Some of the early managers of this place were Robert Scott of Leeson and Scott; Fletcher Brayden who became one of the leading fur buyers from all the North West Territories. Howard Sibbald, a well respected man and eventually Superintendent of Kootenay Park, was also Indian Agent at Morley and Gleichen. Fred Kidd, now living in Edmonton, was really and truly the Indian’s friend, and he was a relative of George Leeson. Frank Wellman, a small rancher, always had a boost for the Indians. Norman K. Lexton of Banff has never ceased to champion the rights of these folk, who at the time owned all the country they so dearly loved to hunt and roam. Rodgers, a newcomer, even with his Scottish carefulness never turned a hungry Indian down. Of the present owner, Lloyd Kidd, the Indians say, “He’s a good man.” Not least of them all was William Graham Sr. J.P., father of Fred, who staked out his ranch on the Ghost River along the present No. 1 Highway.
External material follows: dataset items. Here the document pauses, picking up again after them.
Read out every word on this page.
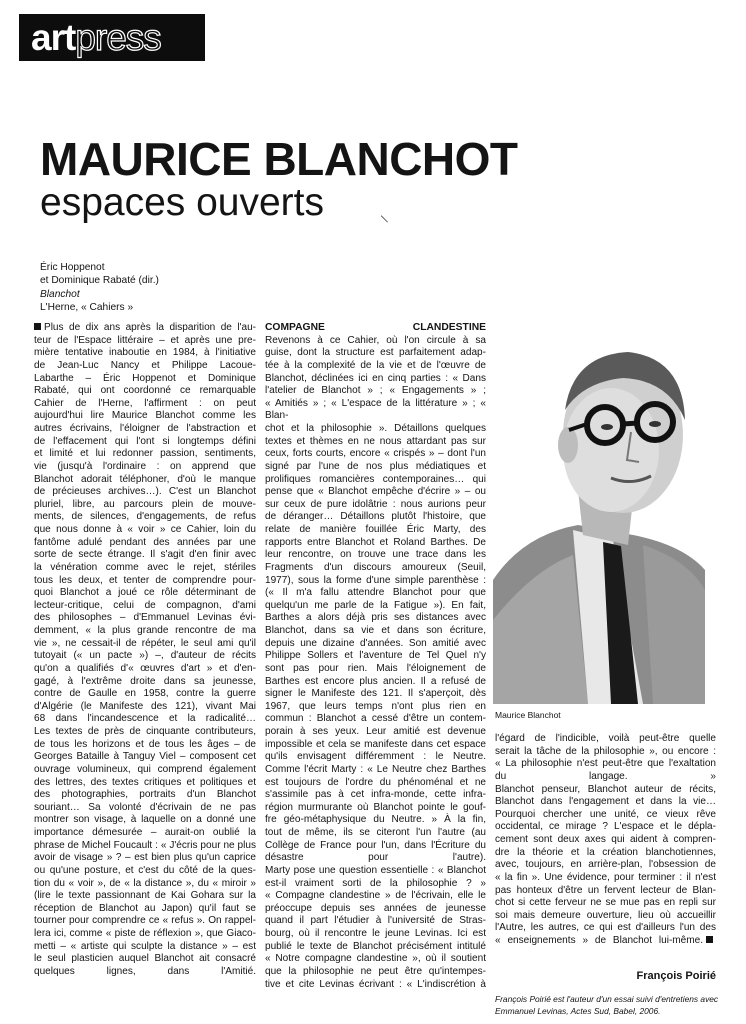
artpress
MAURICE BLANCHOT
espaces ouverts	/
Éric Hoppenot
et Dominique Rabaté (dir.)
Blanchot
L'Herne, « Cahiers »

Plus de dix ans après la disparition de l'au-

teur de l'Espace littéraire – et après une pre-

mière tentative inaboutie en 1984, à l'initiative

de Jean-Luc Nancy et Philippe Lacoue-

Labarthe – Éric Hoppenot et Dominique

Rabaté, qui ont coordonné ce remarquable

Cahier de l'Herne, l'affirment : on peut

aujourd'hui lire Maurice Blanchot comme les

autres écrivains, l'éloigner de l'abstraction et

de l'effacement qui l'ont si longtemps défini

et limité et lui redonner passion, sentiments,

vie (jusqu'à l'ordinaire : on apprend que

Blanchot adorait téléphoner, d'où le manque

de précieuses archives…). C'est un Blanchot

pluriel, libre, au parcours plein de mouve-

ments, de silences, d'engagements, de refus

que nous donne à « voir » ce Cahier, loin du

fantôme adulé pendant des années par une

sorte de secte étrange. Il s'agit d'en finir avec

la vénération comme avec le rejet, stériles

tous les deux, et tenter de comprendre pour-

quoi Blanchot a joué ce rôle déterminant de

lecteur-critique, celui de compagnon, d'ami

des philosophes – d'Emmanuel Levinas évi-

demment, « la plus grande rencontre de ma

vie », ne cessait-il de répéter, le seul ami qu'il

tutoyait (« un pacte ») –, d'auteur de récits

qu'on a qualifiés d'« œuvres d'art » et d'en-

gagé, à l'extrême droite dans sa jeunesse,

contre de Gaulle en 1958, contre la guerre

d'Algérie (le Manifeste des 121), vivant Mai

68 dans l'incandescence et la radicalité…

Les textes de près de cinquante contributeurs,

de tous les horizons et de tous les âges – de

Georges Bataille à Tanguy Viel – composent cet

ouvrage volumineux, qui comprend également

des lettres, des textes critiques et politiques et

des photographies, portraits d'un Blanchot

souriant… Sa volonté d'écrivain de ne pas

montrer son visage, à laquelle on a donné une

importance démesurée – aurait-on oublié la

phrase de Michel Foucault : « J'écris pour ne plus

avoir de visage » ? – est bien plus qu'un caprice

ou qu'une posture, et c'est du côté de la ques-

tion du « voir », de « la distance », du « miroir »

(lire le texte passionnant de Kai Gohara sur la

réception de Blanchot au Japon) qu'il faut se

tourner pour comprendre ce « refus ». On rappel-

lera ici, comme « piste de réflexion », que Giaco-

metti – « artiste qui sculpte la distance » – est

le seul plasticien auquel Blanchot ait consacré

quelques lignes, dans l'Amitié.

COMPAGNE CLANDESTINE

Revenons à ce Cahier, où l'on circule à sa

guise, dont la structure est parfaitement adap-

tée à la complexité de la vie et de l'œuvre de

Blanchot, déclinées ici en cinq parties : « Dans

l'atelier de Blanchot » ; « Engagements » ;

« Amitiés » ; « L'espace de la littérature » ; « Blan-

chot et la philosophie ». Détaillons quelques

textes et thèmes en ne nous attardant pas sur

ceux, forts courts, encore « crispés » – dont l'un

signé par l'une de nos plus médiatiques et

prolifiques romancières contemporaines… qui

pense que « Blanchot empêche d'écrire » – ou

sur ceux de pure idolâtrie : nous aurions peur

de déranger… Détaillons plutôt l'histoire, que

relate de manière fouillée Éric Marty, des

rapports entre Blanchot et Roland Barthes. De

leur rencontre, on trouve une trace dans les

Fragments d'un discours amoureux (Seuil,

1977), sous la forme d'une simple parenthèse :

(« Il m'a fallu attendre Blanchot pour que

quelqu'un me parle de la Fatigue »). En fait,

Barthes a alors déjà pris ses distances avec

Blanchot, dans sa vie et dans son écriture,

depuis une dizaine d'années. Son amitié avec

Philippe Sollers et l'aventure de Tel Quel n'y

sont pas pour rien. Mais l'éloignement de

Barthes est encore plus ancien. Il a refusé de

signer le Manifeste des 121. Il s'aperçoit, dès

1967, que leurs temps n'ont plus rien en

commun : Blanchot a cessé d'être un contem-

porain à ses yeux. Leur amitié est devenue

impossible et cela se manifeste dans cet espace

qu'ils envisagent différemment : le Neutre.

Comme l'écrit Marty : « Le Neutre chez Barthes

est toujours de l'ordre du phénoménal et ne

s'assimile pas à cet infra-monde, cette infra-

région murmurante où Blanchot pointe le gouf-

fre géo-métaphysique du Neutre. » À la fin,

tout de même, ils se citeront l'un l'autre (au

Collège de France pour l'un, dans l'Écriture du

désastre pour l'autre).

Marty pose une question essentielle : « Blanchot

est-il vraiment sorti de la philosophie ? »

« Compagne clandestine » de l'écrivain, elle le

préoccupe depuis ses années de jeunesse

quand il part l'étudier à l'université de Stras-

bourg, où il rencontre le jeune Levinas. Ici est

publié le texte de Blanchot précisément intitulé

« Notre compagne clandestine », où il soutient

que la philosophie ne peut être qu'intempes-

tive et cite Levinas écrivant : « L'indiscrétion à

Maurice Blanchot

l'égard de l'indicible, voilà peut-être quelle

serait la tâche de la philosophie », ou encore :

« La philosophie n'est peut-être que l'exaltation

du langage. »

Blanchot penseur, Blanchot auteur de récits,

Blanchot dans l'engagement et dans la vie…

Pourquoi chercher une unité, ce vieux rêve

occidental, ce mirage ? L'espace et le dépla-

cement sont deux axes qui aident à compren-

dre la théorie et la création blanchotiennes,

avec, toujours, en arrière-plan, l'obsession de

« la fin ». Une évidence, pour terminer : il n'est

pas honteux d'être un fervent lecteur de Blan-

chot si cette ferveur ne se mue pas en repli sur

soi mais demeure ouverture, lieu où accueillir

l'Autre, les autres, ce qui est d'ailleurs l'un des

« enseignements » de Blanchot lui-même.

François Poirié
François Poirié est l'auteur d'un essai suivi d'entretiens avec
Emmanuel Levinas, Actes Sud, Babel, 2006.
He was one of the early settlers brought into this country by the great pioneers, the late David McDougall and his brother, the Reverend John, who were also neighbors and a big addition to the growing Morleyville, ranching some of the earliest general purpose horses as well as cattle.
In the 70 years of its life the Morley Trading Post has never changed its architecture; it stands today exactly as Leeson and Scott had planned, carrying with it down through the years many memories of the Old Pioneers.